I wandered for a while, something I was getting good at, but did nothing of interest beyond making some very general plans for the next day.
Laura Kellem was waiting near the front door, apparently having determined that I wasn’t home. Her head was uncovered, and, while she had no more hair missing, there were still those odd bald patches. They made her look slightly grotesque, which in an odd way enhanced her attractiveness.
When she saw me, the first thing she said was, “What was it you wanted to see me about that drove you to place an ad in the personals, of all things?”
“It worked. How else could I see you? You’ve carefully arranged things so all communication is one-way.”
“Well, I’m here.
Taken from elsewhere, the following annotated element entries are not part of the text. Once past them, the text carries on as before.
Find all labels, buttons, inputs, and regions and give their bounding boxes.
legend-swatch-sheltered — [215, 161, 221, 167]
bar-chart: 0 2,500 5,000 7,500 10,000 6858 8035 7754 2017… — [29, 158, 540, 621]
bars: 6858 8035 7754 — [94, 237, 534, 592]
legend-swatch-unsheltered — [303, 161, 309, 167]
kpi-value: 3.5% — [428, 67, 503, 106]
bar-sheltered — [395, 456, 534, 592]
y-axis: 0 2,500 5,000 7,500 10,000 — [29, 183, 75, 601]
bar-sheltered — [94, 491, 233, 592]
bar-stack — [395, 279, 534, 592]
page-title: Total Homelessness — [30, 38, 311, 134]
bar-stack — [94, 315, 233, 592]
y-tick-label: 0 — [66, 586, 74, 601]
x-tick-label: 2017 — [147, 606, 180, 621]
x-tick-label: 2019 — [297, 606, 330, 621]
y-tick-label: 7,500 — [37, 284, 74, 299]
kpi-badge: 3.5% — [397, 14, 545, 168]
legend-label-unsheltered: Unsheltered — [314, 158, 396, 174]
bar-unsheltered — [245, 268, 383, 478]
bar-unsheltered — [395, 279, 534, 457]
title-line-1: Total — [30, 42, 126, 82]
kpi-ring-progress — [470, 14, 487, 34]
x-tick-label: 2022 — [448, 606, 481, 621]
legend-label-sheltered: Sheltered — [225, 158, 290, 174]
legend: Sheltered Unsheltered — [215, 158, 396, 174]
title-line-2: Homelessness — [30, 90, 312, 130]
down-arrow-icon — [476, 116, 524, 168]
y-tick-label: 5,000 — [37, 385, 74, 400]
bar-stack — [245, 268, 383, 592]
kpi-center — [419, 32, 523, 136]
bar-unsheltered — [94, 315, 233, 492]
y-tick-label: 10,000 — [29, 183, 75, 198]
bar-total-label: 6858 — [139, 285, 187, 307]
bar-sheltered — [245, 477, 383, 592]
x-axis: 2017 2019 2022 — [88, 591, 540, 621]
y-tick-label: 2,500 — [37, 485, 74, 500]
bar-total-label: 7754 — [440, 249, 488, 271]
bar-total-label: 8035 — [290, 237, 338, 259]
Shall we go inside?”
“Sorry, company.”
“Excuse me?”
“Some children have shown up to see if they could spend the night in the haunted house.”
Kellem laughed.
“Not so loudly, if you please,” I said.
She nodded, still grinning. “Is your ghost friend doing anything to their poor, dear heads?”
“No; he’s showing great restraint.”
“
What are they doing now?”
“I’ve been out. When I left they were lighting a fire in the fireplace and talking about telling ghost stories. I wonder if they’ll notice that the fireplace has been used lately.”
“I doubt it.”
She looked around at the yard, so overgrown with weeds that one could see them above the snow, surrounded by a faded, rotting fence that had once been painted red, featuring, on one side of the now invisible walk, a single apple tree of the variety someone had once called Mushy Rome Beauty, and, on the other, a catalpa with enough twists to give the place a creepy feeling even if it didn’t have Jim to lend it authenticity. “A nice place, actually,” said Kellem.
“Yes. A good location, too; not far from St. Bart’s, not far from the Tunnel, a couple of parks nearby. It was built by a professor of one of the colleges, I forget which, right around the turn of the century.”
“Why was it abandoned?”
“Last family to buy it thought it was haunted. They wouldn’t live there, and refused to sell it to anyone else without the guarantee that it would be torn down. The Historical Society wouldn’t let that happen, even if they’d found someone stupid enough to do it.”
“So here it sits,” she said.
“Yes. From time to time the city comes in and cleans up the yard and sends the owners a bill. As long as they pay the taxes, no one cares.”
She looked at me fully. “What do you want?”
“I would like,” I said, “to negotiate.”
“Pardon me?”
I repeated myself.
She shook her head. “I don’t understand. For what?”
“Eh? For my life.”
It seemed to get through at last, and she looked like she didn’t know if she ought to laugh or just look perplexed. “What would you have that I might want? Or that I couldn’t get anyway?”
“I don’t know,” I said. “Can we discuss it?”